Así era el cadáver del Besòs
Las industrias vertían impunemente hasta mediados de los 90 en la cuenca
La fotografía es de octubre de 1991. Lo blanco no es nieve. Es espuma. Altamente tóxica. Era un martes. No fue un día fuera de lo común. Episodios así eran frecuentes entonces. A las empresas químicas de la cuenca del Besòs se les iba la mano en los vertidos más allá de lo común, que ya era mucho, y las nubes de espuma eran capaces de taponar el arco de los puentes. “Críticas al juez que perdonó un vertido en el río Besòs”. Esa es una noticia de septiembre de 1995. Resume muy bien aquello tiempos. Las industrias contaminaban impunemente, pero el sentir social era que había que poner fin a aquel disparate. La foto, por cierto, no dice nada del olor. “Cuatro empresas del Vallès causan el fétido olor que atormenta a los vecinos del Besòs”. Otro titular que sitúa las cosas. Aquel era un cauce nauseabundo.

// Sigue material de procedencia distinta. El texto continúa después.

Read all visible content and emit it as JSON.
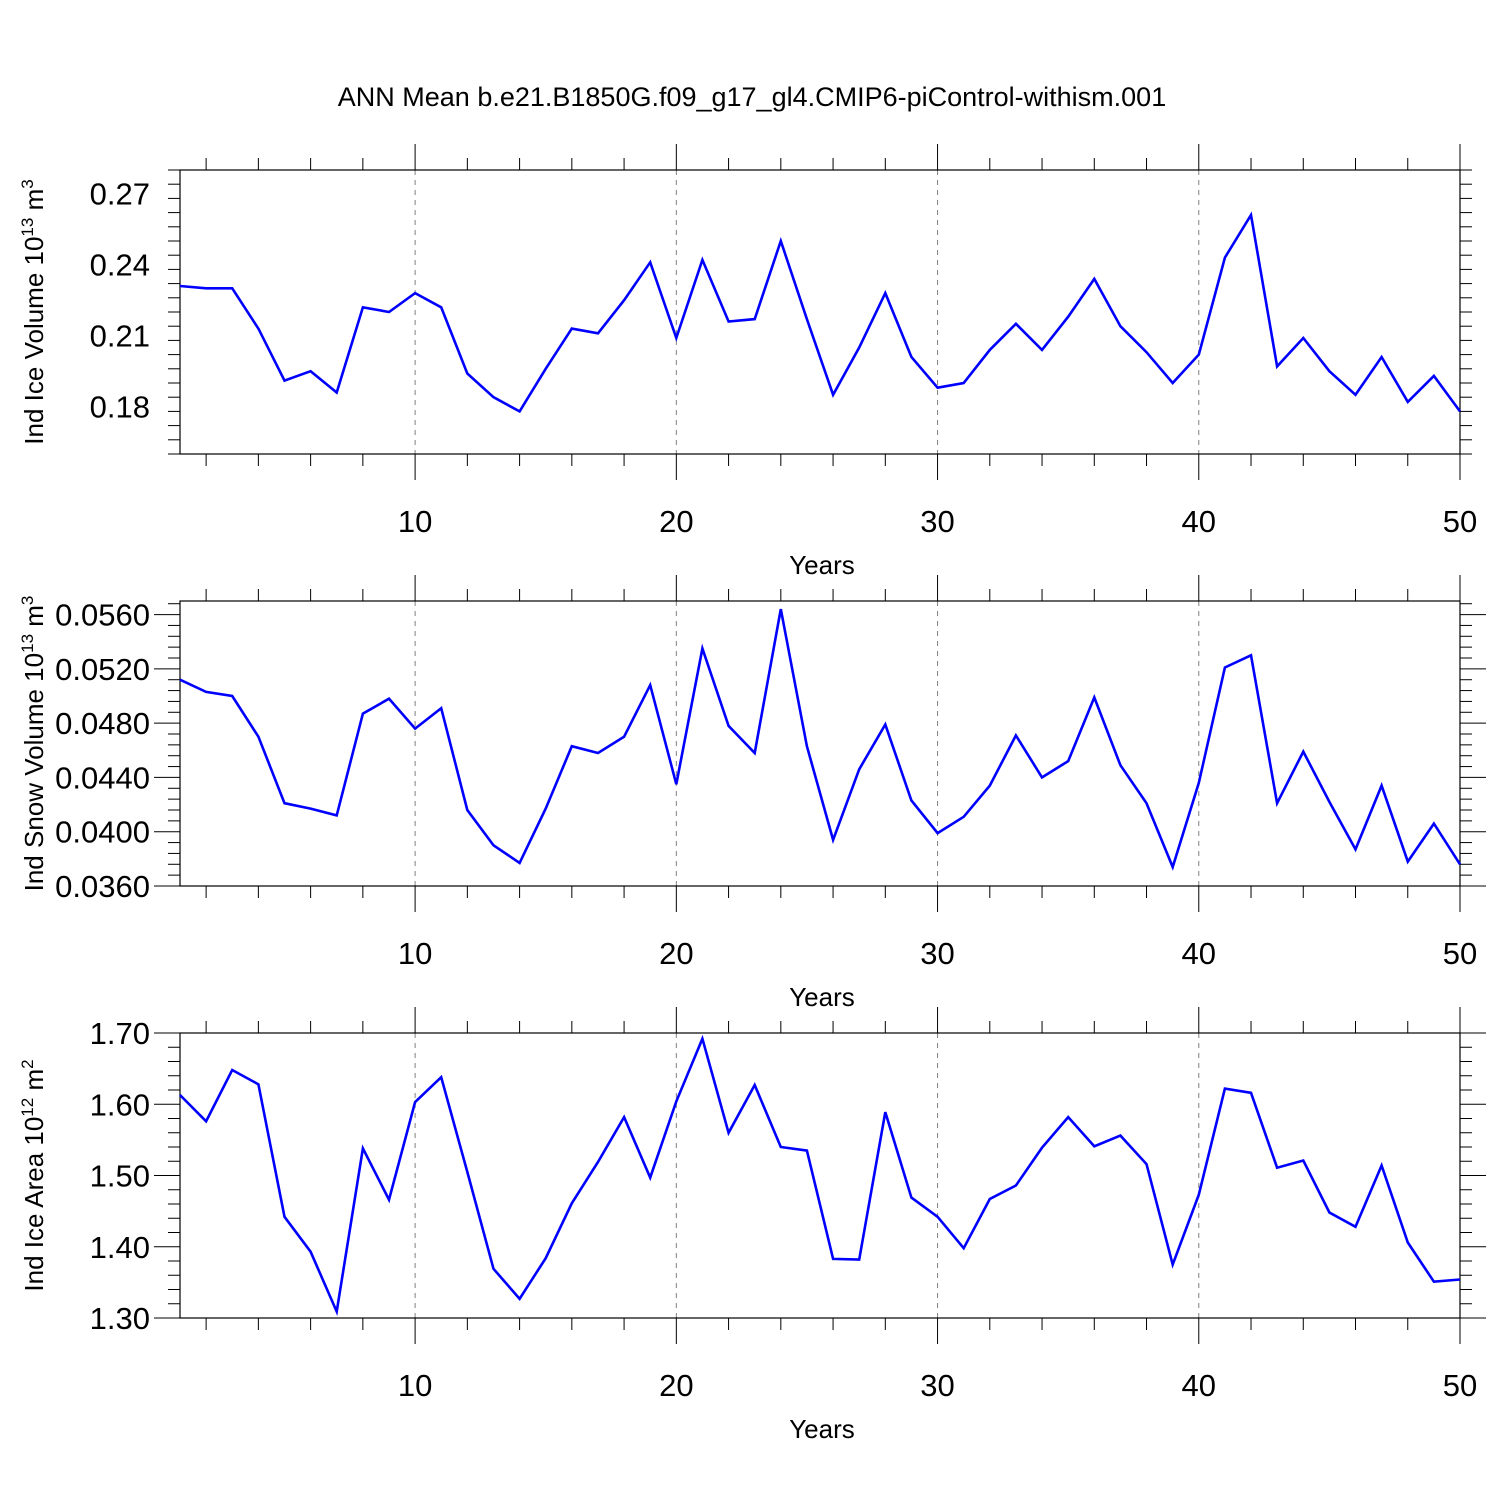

Qué tiempos. En 1993, el ‘conseller’ de Medi Ambient Albert Vilalta, en una decisión que parecía de chiste pero no lo era, puso en nómina a un grupo de olfateadores, especialistas en identificar olores. No era fácil dar con los culpables de la contaminación, así que Vilalta puso a gente a olfatear la cuenca, a seguir el rastro de ácidos sulfhídricos y otros venenos.
Con millonarios fondos europeos y con convicción por fin por parte de las autoridades locales, aquel sinsentido se corrigió. El plan, sin embargo, no era convertir el tramo final del Besòs en un bucólico paraje natural, con campos de fresas, como hubo antaño. El propósito, más humilde, era, primero, sanear las aguas y, segundo, convertir el cauce en un parque fluvial, una zona de paseo. El hecho de que Xavier Larruy haya llegado a avistar ocasionalmente nutrias, tenga censadas dos especies de serpientes, cuente hasta siete especies distintas de peces en el agua o que este año haya documentado el primer nido de zampullines es lo imprevisto, lo que no formaba parte del plan.
Este biólogo, uno de los mayores especialistas en esta cuenca, recuerda que el río ha sido acondicionado como un parque urbano. Lo que favorece la vida salvaje no es el césped, sino los cañizales, y, sin embargo, la naturaleza se ha abierto paso. El reto ahora, dice Larruy, es asegurar que el creciente uso ciudadano de este parque fluvial no juegue en contra de lo que se ha conseguido. Dos millones de usuarios al año es una cifra notable. Los perros, por ejemplo, pasean sin correa por el parque, una amenaza para varias de las especies que han colonizado el lugar.